Происхождение принципа отделения ценностей от интересов связано с программой секуляризации всей общественной жизни, которую
Затем речь пошла об отделении церкви от государства. В результате возникло светское государство – т. е. такое, которое не интересуется качеством наших помыслов, не награждает и не карает за них. Правило невмешательства государства в дела гражданского общества ведет свое происхождение от этого отделения. Государство, озабоченное тем, как люди мыслят и чувствуют, обладают ли они правильным сознанием, не может не вмешиваться в нашу повседневную жизнь и предоставлять нам автономию. На это способно только государство, заявившее о своей нейтральности в вопросах веры. Таким образом, наша свобода совести покупается ценой равнодушия государства к этим вопросам.
Западный человек согласился заплатить эту цену за свою свободу в вопросах ценностного самоопределения. Но если посмотреть с этих позиций на коммунистическое государство, то приходится признать, что, несмотря на свой «непримиримый атеизм», оно не было по-настоящему светским – нейтральным в вопросах веры. «Непримиримый атеизм», как и принцип государственной идеологии как раз и означали, что коммунистическое государство не нейтрально, оно представляет весьма запоздалый вариант теократии. Только место обычной религии в этом варианте занимает обязательная коммунистическая идеология, оказавшаяся даже более нетерпимой к инакомыслию, чем традиционные религии. Следовательно, принцип отделения ценностей от интересов в политике означает специфическую остуженность политического сознания. Преследуя свои интересы, я вынужден быть расчетливым, хладнокровным и осмотрительным.
Таким образом, принцип интереса в политике повышает рациональность поведения участников. Напротив, там, где человек отстаивает священные принципы и ценности, от него требуются бескомпромиссность, жертвенность, героическая решительность.
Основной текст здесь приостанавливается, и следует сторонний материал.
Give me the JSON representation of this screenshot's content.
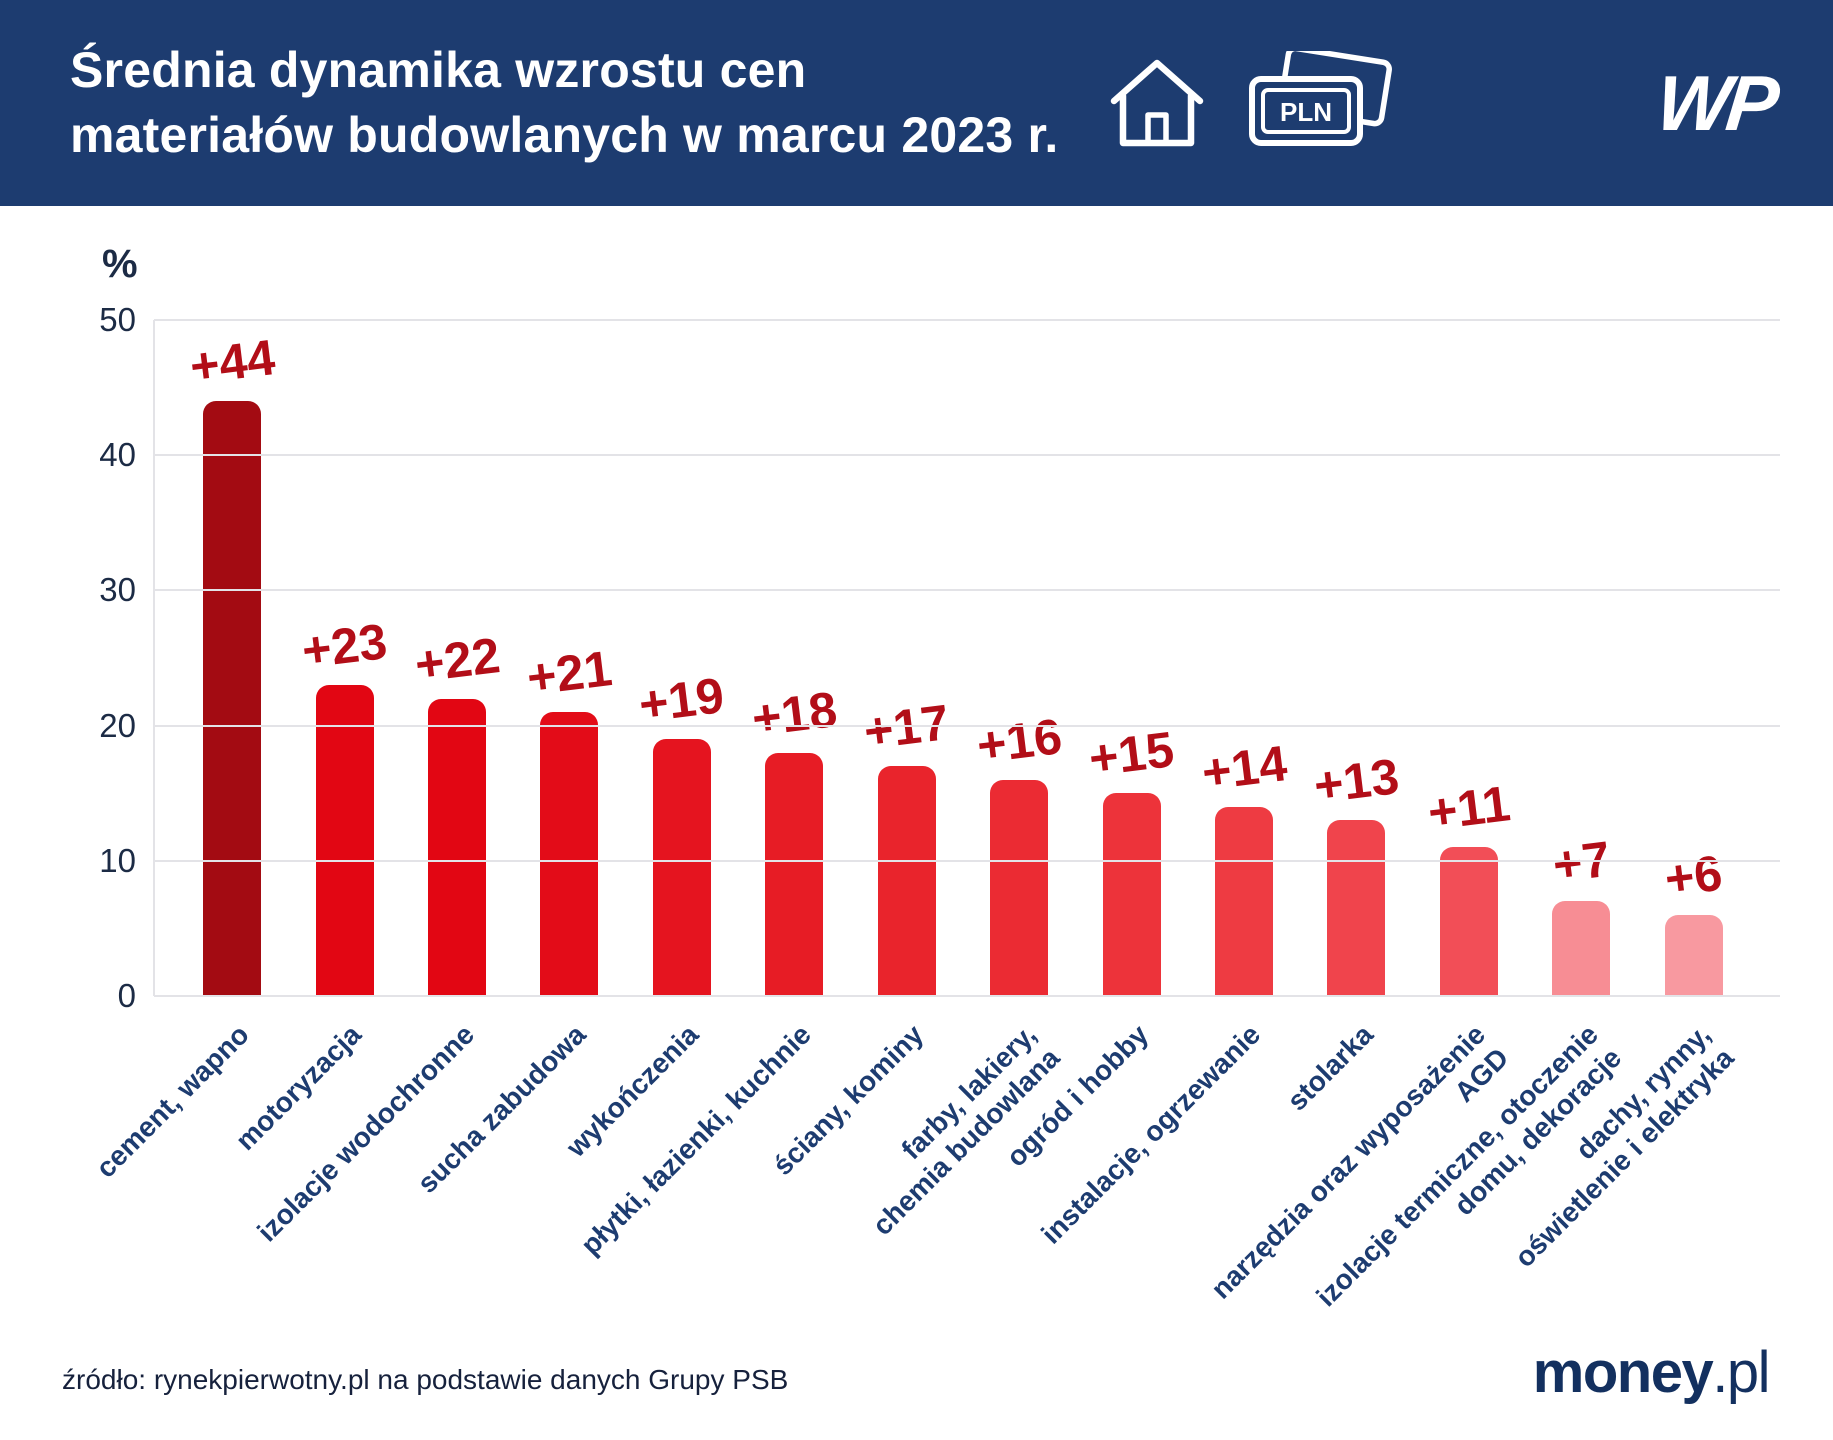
{
  "header": {
    "title": "Średnia dynamika wzrostu cen\nmateriałów budowlanych w marcu 2023 r.",
    "bg_color": "#1d3c70",
    "pln_label": "PLN",
    "wp_logo_text": "WP"
  },
  "chart_data": {
    "type": "bar",
    "title": "Średnia dynamika wzrostu cen materiałów budowlanych w marcu 2023 r.",
    "xlabel": "",
    "ylabel": "%",
    "ylim": [
      0,
      50
    ],
    "yticks": [
      0,
      10,
      20,
      30,
      40,
      50
    ],
    "grid": true,
    "legend_position": "none",
    "categories": [
      "cement, wapno",
      "motoryzacja",
      "izolacje wodochronne",
      "sucha zabudowa",
      "wykończenia",
      "płytki, łazienki, kuchnie",
      "ściany, kominy",
      "farby, lakiery,\nchemia budowlana",
      "ogród i hobby",
      "instalacje, ogrzewanie",
      "stolarka",
      "narzędzia oraz wyposażenie\nAGD",
      "izolacje termiczne, otoczenie\ndomu, dekoracje",
      "dachy, rynny,\noświetlenie i elektryka"
    ],
    "values": [
      44,
      23,
      22,
      21,
      19,
      18,
      17,
      16,
      15,
      14,
      13,
      11,
      7,
      6
    ],
    "value_labels": [
      "+44",
      "+23",
      "+22",
      "+21",
      "+19",
      "+18",
      "+17",
      "+16",
      "+15",
      "+14",
      "+13",
      "+11",
      "+7",
      "+6"
    ],
    "bar_colors": [
      "#a30b12",
      "#e20613",
      "#e20613",
      "#e30c18",
      "#e5141f",
      "#e71c25",
      "#e9242c",
      "#eb2b33",
      "#ed333a",
      "#ee3b42",
      "#f0444c",
      "#f24e57",
      "#f78d94",
      "#f899a0"
    ],
    "value_label_color": "#b20e18",
    "axis_color": "#e3e3e7",
    "tick_color": "#1c2b45",
    "category_label_color": "#1d3c70"
  },
  "footer": {
    "source": "źródło: rynekpierwotny.pl na podstawie danych Grupy PSB",
    "brand_bold": "money",
    "brand_light": ".pl"
  }
}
Эти качества с точки зрения морального принципа выглядят несравненно предпочтительнее, чем прагматическая рассудочность и эгоизм, но с точки зрения правового принципа нормативной беспристрастности и стабильности все выглядит как раз наоборот. Прагматики договариваются, достигают компромисса, отступают, когда надо, и умеют ждать своего часа. Ценностно воодушевленные искатели правды в политике опасны для нее тем, что склонны доводить свою борьбу «до конца», питают отвращение к компромиссам и готовы торжество принципа ставить выше политической стабильности.
Итак, принцип отделения ценностей от интересов требует не только секуляризации политики в собственном смысле слова, но и ее деидеологизации. Здесь мы сталкиваемся с тем внутренним противоречием политики, которое проявляется в столкновении двух критериев: критерия участия и критерия институционализации. Выше уже отмечалось, что активная политическая жизнь предполагает широкое и заинтересованное участие масс в политике. Это требует известного воодушевления, и воодушевление связано с ценностями, с верой в то, что в политике в самом деле решаются судьбоносные вопросы, от которых зависит наше будущее, будущее наших детей и даже, может быть, судьбы всего человечества. В предыдущей главе было показано, что если процессы расширения политического участия опережают процессы институционализации, регулирующие процесс участия и подчиняющие его нормам, то политика превращается в опасную стихию, в тот «праздник угнетенных», которым так восхищался В. И. Ленин, но который ближе пугачевской воле, чем конституционно-демократической свободе.
Получается, таким образом, что западная демократия решает политическую антиномию: как избавить политику от излишнего давления ценностного фактора и в то же время сохранить достаточно высокий уровень политического воодушевления, необходимого для участия.
Эта антиномия проявляется не только на уровне масс, но и на уровне политической элиты. Лидеры и активисты, составляющие политическую элиту, должны являть собой яркие характеры. Демократия, лишенная ярких и принципиальных личностей, волевых лидеров, вдохновенных ораторов, может быстро выродиться в аморфное и всеядное образование, неспособное ни убеждать других, ни защитить себя в случае опасности. Поэтому принцип «ценностной нейтральности» имеет свои границы, которые порою трудно уловимы, но забвение которых грозит демократии вырождением. История античной демократии и история новейшей дает множество примеров этого.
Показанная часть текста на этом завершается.